Betroffen von diesem Wandel sind alle Gesellschaftsbereiche. Die Bindungen zwischen Menschen und Institutionen sowie zwischen Menschen untereinander nehmen ab. Gleichzeitig steigt die Orientierungslosigkeit darüber was falsch ist und richtig. Der Wandel des Väterbildes ist dafür ein hervorragendes Beispiel.

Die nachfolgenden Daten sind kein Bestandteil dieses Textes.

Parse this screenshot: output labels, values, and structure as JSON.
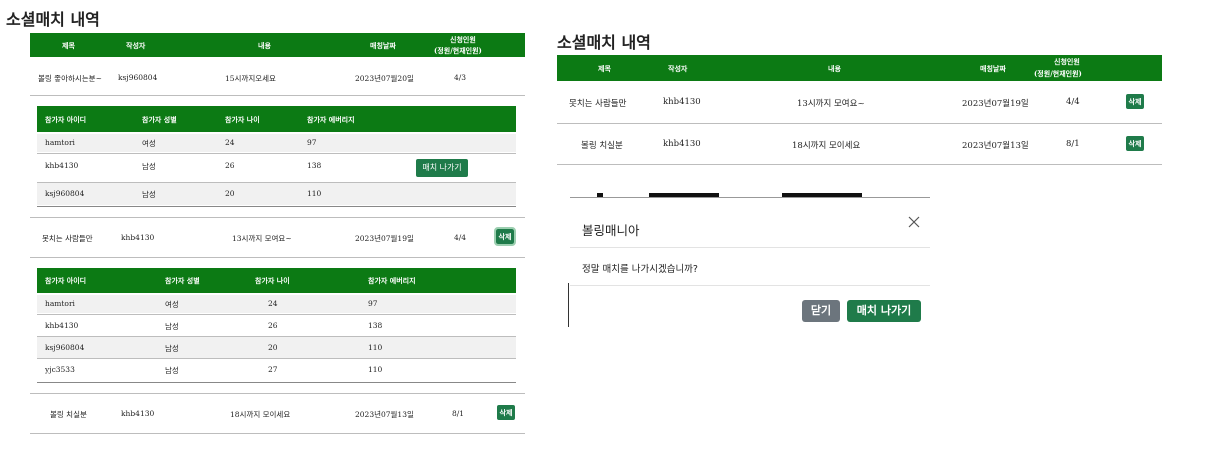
{
  "left": {
    "title": "소셜매치 내역",
    "columns": [
      "제목",
      "작성자",
      "내용",
      "매칭날짜",
      "신청인원",
      "(정원/현재인원)"
    ],
    "matches": [
      {
        "title": "볼링 좋아하시는분~",
        "author": "ksj960804",
        "content": "15시까지오세요",
        "date": "2023년07월20일",
        "count": "4/3"
      },
      {
        "title": "못치는 사람들만",
        "author": "khb4130",
        "content": "13시까지 모여요~",
        "date": "2023년07월19일",
        "count": "4/4",
        "action": "삭제"
      },
      {
        "title": "볼링 치실분",
        "author": "khb4130",
        "content": "18시까지 모이세요",
        "date": "2023년07월13일",
        "count": "8/1",
        "action": "삭제"
      }
    ],
    "participant_columns": [
      "참가자 아이디",
      "참가자 성별",
      "참가자 나이",
      "참가자 에버리지"
    ],
    "participants_1": [
      {
        "id": "hamtori",
        "gender": "여성",
        "age": "24",
        "avg": "97"
      },
      {
        "id": "khb4130",
        "gender": "남성",
        "age": "26",
        "avg": "138"
      },
      {
        "id": "ksj960804",
        "gender": "남성",
        "age": "20",
        "avg": "110"
      }
    ],
    "leave_button": "매치 나가기",
    "participants_2": [
      {
        "id": "hamtori",
        "gender": "여성",
        "age": "24",
        "avg": "97"
      },
      {
        "id": "khb4130",
        "gender": "남성",
        "age": "26",
        "avg": "138"
      },
      {
        "id": "ksj960804",
        "gender": "남성",
        "age": "20",
        "avg": "110"
      },
      {
        "id": "yjc3533",
        "gender": "남성",
        "age": "27",
        "avg": "110"
      }
    ]
  },
  "right": {
    "title": "소셜매치 내역",
    "columns": [
      "제목",
      "작성자",
      "내용",
      "매칭날짜",
      "신청인원",
      "(정원/현재인원)"
    ],
    "matches": [
      {
        "title": "못치는 사람들만",
        "author": "khb4130",
        "content": "13시까지 모여요~",
        "date": "2023년07월19일",
        "count": "4/4",
        "action": "삭제"
      },
      {
        "title": "볼링 치실분",
        "author": "khb4130",
        "content": "18시까지 모이세요",
        "date": "2023년07월13일",
        "count": "8/1",
        "action": "삭제"
      }
    ]
  },
  "modal": {
    "title": "볼링매니아",
    "message": "정말 매치를 나가시겠습니까?",
    "close_label": "닫기",
    "confirm_label": "매치 나가기",
    "close_icon": "close-icon"
  },
  "colors": {
    "header_green": "#0c7a14",
    "button_green": "#1f7b4a",
    "button_gray": "#6c757d"
  }
}
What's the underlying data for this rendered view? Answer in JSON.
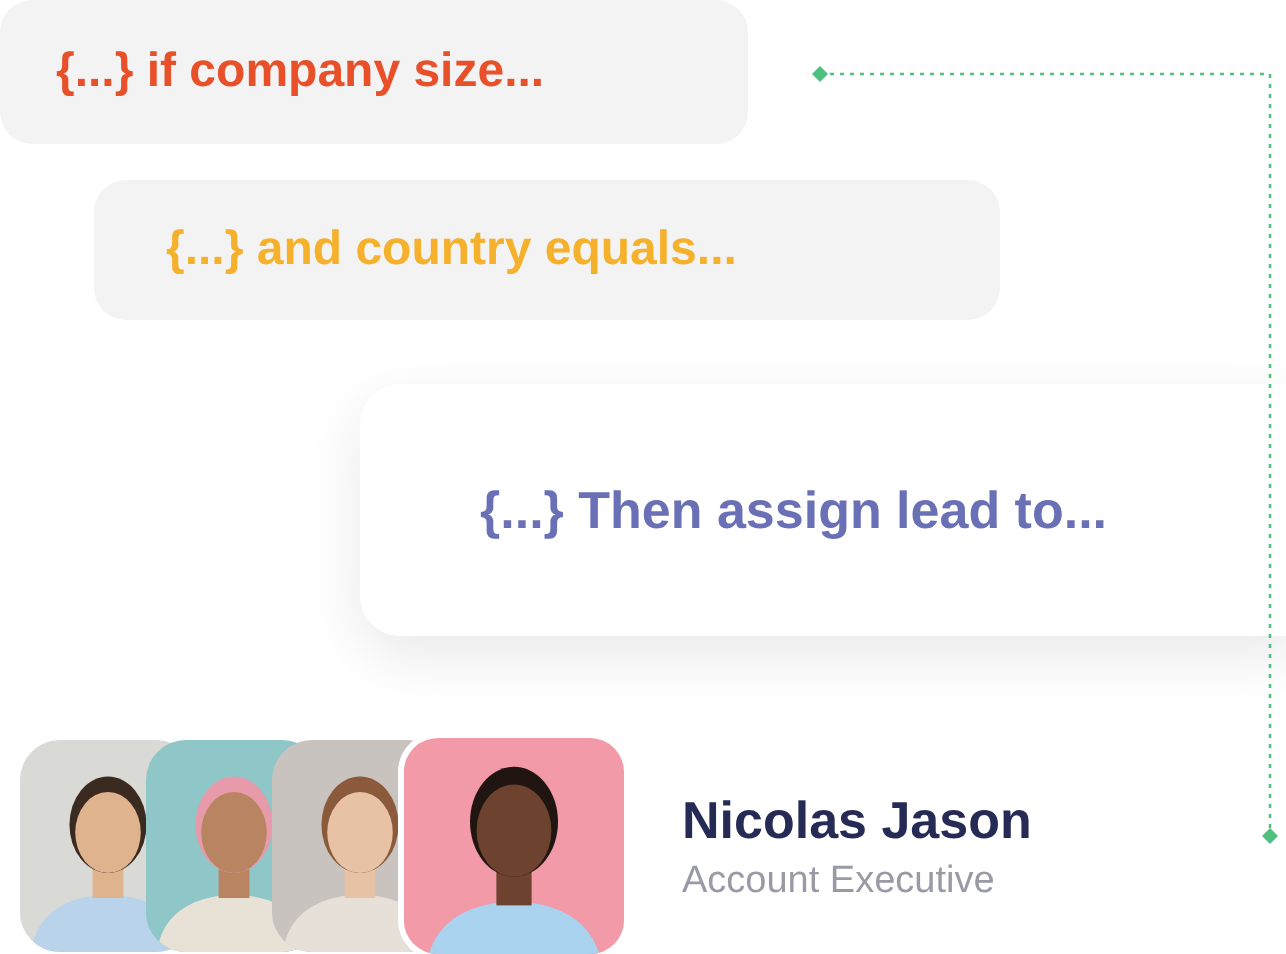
{
  "rules": [
    {
      "text": "{...} if company size...",
      "color": "#e8502a"
    },
    {
      "text": "{...} and country equals...",
      "color": "#f5b02c"
    },
    {
      "text": "{...} Then assign lead to...",
      "color": "#6a70b5"
    }
  ],
  "person": {
    "name": "Nicolas Jason",
    "role": "Account Executive"
  }
}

Die KMB sieht er in der Herausforderung Orientierung anzubieten und Gemeinschaft zu leben.

 

Hauptreferent DDr. Paul Eiselsberg

 

 

Befragung der Teilnehmer am Diözseantag

In einer spontanen Befragung wurden die Teilnehmer am Diözesantag gebeten, ihre Meinung zu äußern: Welchen Aspekt sollte die KMB im Rahmen des Jahresschwerpunkts Generationensolidarität besonders beachten. Das Ergebnis viel mittels KMB-Pickerl-Voting eindeutig aus: 68% für Werte/Wertevermittlung, 18% für Arbeitswelt/Pensionen, 14% Pflege. Die Diözesanleitung nimmt diesen Auftrag gerne an und wird Akzente zur Unterstützung der Pfarrarbeit setzen. Ein erster Schritt dazu wurde bereits mit dem Projekt "papalapap" ins Leben gerufen!

 

KMB-Pickerl-Umfrage

 

Abschlussgottesdienst

Den Abschluss des Diözesantags bildete ein vom KMB Männerchor Bad Zell musikalisch gestalteter stimmungsvoller Gottesdienst mit Diözesanbischof Ludwig, dem geistlichen Assistenten der KMB, P. Markus Bucher und Diakon Franz Landerl.